The roles/storage.objectViewer role must be granted at the bucket level. This role contains the storage.objects.list and `storage.objects.get IAM permissions, which allow ClickPipes to list and fetch objects in the specified bucket.
Authentication
Service account authentication is not currently supported.
HMAC credentials
To use HMAC keys to authenticate, choose Credentials under Authentication method when setting up your ClickPipe connection. Then, provide the access key (e.g., GOOGTS7C7FUP3AIRVJTE2BCDKINBTES3HC2GY5CBFJDCQ2SYHV6A6XXVTJFSA) and secret key (e.g., bGoa+V7g/yqDXvKRqq+JTFn4uQZbPiQJo4pf9RzJ) under Access key and Secret key, respectively.
Follow this guide to create a service account with an HMAC key.
Advanced settings
ClickPipes provides sensible defaults that cover the requirements of most use cases. If your use case requires additional fine-tuning, you can adjust the following settings:
| Setting | Default value | Description |
|---|---|---|
Max insert bytes | 10GB | Number of bytes to process in a single insert batch. |
Max file count | 100 | Maximum number of files to process in a single insert batch. |
Max threads | auto(3) | Maximum number of concurrent threads for file processing. |
Max insert threads | 1 | Maximum number of concurrent insert threads for file processing. |
Min insert block size bytes | 1GB | Minimum size of bytes in the block which can be inserted into a table. |
Max download threads | 4 | Maximum number of concurrent download threads. |
Object storage polling interval | 30s | Configures the maximum wait period before inserting data into the ClickHouse cluster. |
Parallel distributed insert select | 2 | Parallel distributed insert select setting. |
Parallel view processing | false | Whether to enable pushing to attached views concurrently instead of sequentially. |
Use cluster function | true | Whether to process files in parallel across multiple nodes. |
Scaling
Object Storage ClickPipes are scaled based on the minimum ClickHouse service size determined by the configured vertical autoscaling settings.
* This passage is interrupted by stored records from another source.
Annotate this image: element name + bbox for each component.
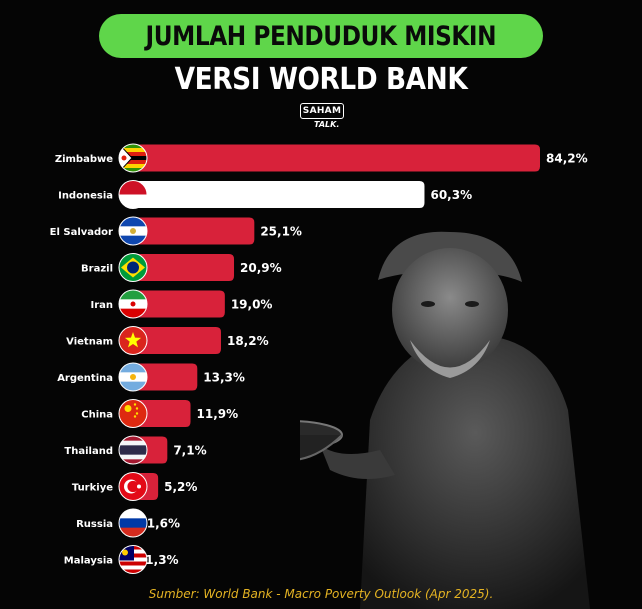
title-line-1: JUMLAH PENDUDUK MISKIN [145, 20, 497, 52]
value-label-turkiye: 5,2% [164, 480, 197, 494]
logo-text-bottom: TALK. [314, 120, 340, 129]
beggar-photo-icon [300, 231, 590, 609]
china-flag-icon [118, 399, 148, 428]
bar-group-malaysia: Malaysia 1,3% [64, 545, 179, 574]
title-line-2: VERSI WORLD BANK [174, 62, 468, 97]
el-salvador-flag-icon [118, 216, 148, 246]
category-label-brazil: Brazil [81, 264, 113, 275]
bar-group-thailand: Thailand 7,1% [64, 435, 207, 465]
value-label-vietnam: 18,2% [227, 334, 269, 348]
turkiye-flag-icon [118, 472, 148, 501]
source-note: Sumber: World Bank - Macro Poverty Outlo… [148, 587, 494, 601]
value-label-zimbabwe: 84,2% [546, 152, 588, 166]
value-label-china: 11,9% [197, 407, 239, 421]
value-label-malaysia: 1,3% [145, 553, 178, 567]
logo-text-top: SAHAM [302, 106, 342, 116]
category-label-vietnam: Vietnam [66, 337, 113, 348]
category-label-el-salvador: El Salvador [50, 227, 113, 238]
value-label-argentina: 13,3% [203, 371, 245, 385]
bar-group-turkiye: Turkiye 5,2% [72, 472, 197, 501]
value-label-brazil: 20,9% [240, 261, 282, 275]
sahamtalk-logo: SAHAM TALK. [300, 103, 344, 133]
russia-flag-icon [118, 508, 148, 538]
bar-group-china: China 11,9% [81, 399, 239, 428]
value-label-thailand: 7,1% [173, 444, 206, 458]
category-label-russia: Russia [76, 519, 113, 530]
category-label-thailand: Thailand [64, 446, 113, 457]
bar-iran [133, 290, 225, 318]
indonesia-flag-icon [118, 180, 148, 209]
category-label-china: China [81, 410, 113, 421]
category-label-zimbabwe: Zimbabwe [55, 154, 113, 165]
category-label-indonesia: Indonesia [58, 191, 113, 202]
bar-vietnam [133, 327, 221, 354]
malaysia-flag-icon [118, 545, 148, 574]
bar-group-zimbabwe: Zimbabwe 84,2% [55, 143, 588, 173]
logo-box: SAHAM [300, 103, 344, 119]
bar-group-argentina: Argentina 13,3% [57, 362, 245, 392]
value-label-indonesia: 60,3% [430, 188, 472, 202]
bar-group-el-salvador: El Salvador 25,1% [50, 216, 302, 246]
bar-group-brazil: Brazil 20,9% [81, 253, 282, 282]
bar-brazil [133, 254, 235, 281]
category-label-malaysia: Malaysia [64, 556, 113, 567]
bar-group-iran: Iran 19,0% [90, 289, 273, 319]
value-label-russia: 1,6% [147, 517, 180, 531]
bar-indonesia [133, 181, 425, 208]
title-banner: JUMLAH PENDUDUK MISKIN [99, 14, 543, 58]
bar-argentina [133, 363, 198, 391]
bar-group-indonesia: Indonesia 60,3% [58, 180, 472, 209]
thailand-flag-icon [118, 435, 148, 465]
bar-zimbabwe [133, 144, 540, 172]
zimbabwe-flag-icon [118, 143, 148, 173]
vietnam-flag-icon [118, 326, 148, 355]
bar-china [133, 400, 191, 427]
value-label-iran: 19,0% [231, 298, 273, 312]
category-label-argentina: Argentina [57, 373, 113, 384]
category-label-turkiye: Turkiye [72, 483, 113, 494]
iran-flag-icon [118, 289, 148, 319]
value-label-el-salvador: 25,1% [260, 225, 302, 239]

The size of the ClickPipe is determined when the pipe is created. Subsequent changes to the ClickHouse service settings will not affect the ClickPipe size.
To increase the throughput on large ingest jobs, we recommend scaling the ClickHouse service before creating the ClickPipe.
Known limitations
File size
ClickPipes will only attempt to ingest objects that are 10GB or smaller in size. If a file is greater than 10GB, an error will be appended to the ClickPipes dedicated error table.
Compatibility
The GCS ClickPipe uses on the Cloud Storage XML API for interoperability, which requires using the https://storage.googleapis.com/ bucket prefix (instead of gs://) and using HMAC keys for authentication.
View support
Materialized views on the target table are also supported. ClickPipes will create staging tables not only for the target table, but also any dependent materialized view.
We do not create staging tables for non-materialized views. This means that if you have a target table with one of more downstream materialized views, those materialized views should avoid selecting data via a view from the target table. Otherwise, you may find that you are missing data in the materialized view.